At the same time they are required by law to review their localised Council Tax Support Scheme and engage in meaningful consultation, especially with those who are most affected.

This provides an opportunity to consider abolishing the minimum council tax charge imposed on thousands of the poorest people in the city since April 2013. These are the unemployed, low-waged, chronically sick or physically and/or mentally disabled.

A recent report by Child Poverty Action Group Too Poor to Pay described these localised schemes as a grotesque system which inflicts more poverty, creating hardship and misery.

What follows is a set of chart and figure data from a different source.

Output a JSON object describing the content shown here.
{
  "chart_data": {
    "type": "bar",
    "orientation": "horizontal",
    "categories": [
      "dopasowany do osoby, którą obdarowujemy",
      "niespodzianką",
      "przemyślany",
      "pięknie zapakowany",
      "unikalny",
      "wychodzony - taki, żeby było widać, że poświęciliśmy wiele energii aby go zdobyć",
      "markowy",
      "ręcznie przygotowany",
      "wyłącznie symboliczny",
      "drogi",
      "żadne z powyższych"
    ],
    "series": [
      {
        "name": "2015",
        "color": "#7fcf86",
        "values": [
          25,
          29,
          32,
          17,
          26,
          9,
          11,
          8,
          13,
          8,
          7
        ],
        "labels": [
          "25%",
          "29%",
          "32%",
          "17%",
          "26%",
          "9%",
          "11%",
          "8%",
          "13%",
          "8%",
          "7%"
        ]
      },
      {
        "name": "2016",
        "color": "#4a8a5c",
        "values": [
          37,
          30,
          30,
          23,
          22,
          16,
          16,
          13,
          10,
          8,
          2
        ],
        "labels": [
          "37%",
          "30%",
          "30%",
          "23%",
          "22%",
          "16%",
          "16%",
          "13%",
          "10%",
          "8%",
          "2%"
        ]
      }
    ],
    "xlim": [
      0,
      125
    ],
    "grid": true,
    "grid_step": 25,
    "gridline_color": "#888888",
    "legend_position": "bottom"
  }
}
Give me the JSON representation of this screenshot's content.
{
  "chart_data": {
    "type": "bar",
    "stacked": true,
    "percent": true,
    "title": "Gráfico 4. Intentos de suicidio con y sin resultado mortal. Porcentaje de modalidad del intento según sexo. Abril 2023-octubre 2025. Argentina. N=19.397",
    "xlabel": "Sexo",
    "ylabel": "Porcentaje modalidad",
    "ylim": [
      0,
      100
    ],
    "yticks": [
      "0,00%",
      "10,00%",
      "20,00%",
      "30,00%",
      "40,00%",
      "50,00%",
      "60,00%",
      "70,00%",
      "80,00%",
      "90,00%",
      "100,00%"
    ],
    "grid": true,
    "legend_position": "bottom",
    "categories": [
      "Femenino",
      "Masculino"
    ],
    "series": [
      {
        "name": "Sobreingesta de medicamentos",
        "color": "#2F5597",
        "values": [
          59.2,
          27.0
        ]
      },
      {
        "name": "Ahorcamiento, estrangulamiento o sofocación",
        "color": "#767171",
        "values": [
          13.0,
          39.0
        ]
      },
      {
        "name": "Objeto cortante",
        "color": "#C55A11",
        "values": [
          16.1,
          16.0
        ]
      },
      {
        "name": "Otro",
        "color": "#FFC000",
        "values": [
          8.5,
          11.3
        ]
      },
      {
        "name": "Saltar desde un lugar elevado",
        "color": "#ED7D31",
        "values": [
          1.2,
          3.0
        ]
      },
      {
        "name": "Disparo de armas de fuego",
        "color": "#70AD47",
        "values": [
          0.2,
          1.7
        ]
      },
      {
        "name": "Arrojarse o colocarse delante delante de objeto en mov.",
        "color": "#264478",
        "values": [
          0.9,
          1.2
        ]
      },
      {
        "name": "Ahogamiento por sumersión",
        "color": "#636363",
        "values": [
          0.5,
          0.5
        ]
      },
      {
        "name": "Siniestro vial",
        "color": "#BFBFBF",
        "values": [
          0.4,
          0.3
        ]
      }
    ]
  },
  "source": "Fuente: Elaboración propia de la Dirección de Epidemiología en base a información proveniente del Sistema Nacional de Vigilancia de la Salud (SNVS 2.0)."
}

On top of the minimal charge which thousands just cannot pay, the council levies extra charges for court hearings, bailiffs and benefit deductions which should stop.

Child Poverty Action Group are calling for such support schemes to receive 100 per cent government funding as before.

Wandsworth council absorbed the cost of extra council tax, concluding that the costs of legal recovery for non-payment outweighed any savings.

This is likely to be the case everywhere, including Sheffield.

Even the Tory-dominated Local Government Association has presented a united front with a cry to government of ‘no more cuts.

This should be backed up with concrete action to reject the Government’s plans and Sheffield council should be part of such a campaign.

This is something that Jeremy Corbyn advocated when he addressed an audience of 1,500 in Sheffield in the summer.

A review of the Council Tax Support scheme should include finding ways to remove this burden such as increasing the council tax, using reserves or various creative accounting methods.

Without this, they will balance the budget at the expense of those who should be part of the council’s priorities for protection.

A campaign should be launched to advertise the reductions and exemptions available to help people with council tax payments, including 100 per cent rebate for those who can show they do not have sufficient income and for whom payment would create hardship.

For those people who have been added to the register since April 2013 due to government diktat, help should take precedence over court summons, bailiffs and benefit deductions.

Further help with this can be obtained from Sheffield Citizens Advice.

The fundamental problem is the Tory Government’s obsession with their discredited austerity programme which is a cover for endless cuts in the welfare state, benefits and public services.

The election of Corbyn as Labour leader was a rejection of this disastrous policy which can have no positive outcomes except for the rich.

Instead, Corbyn, backed by 40 economists advocates an end to austerity and instead investment for growth, including the public sector.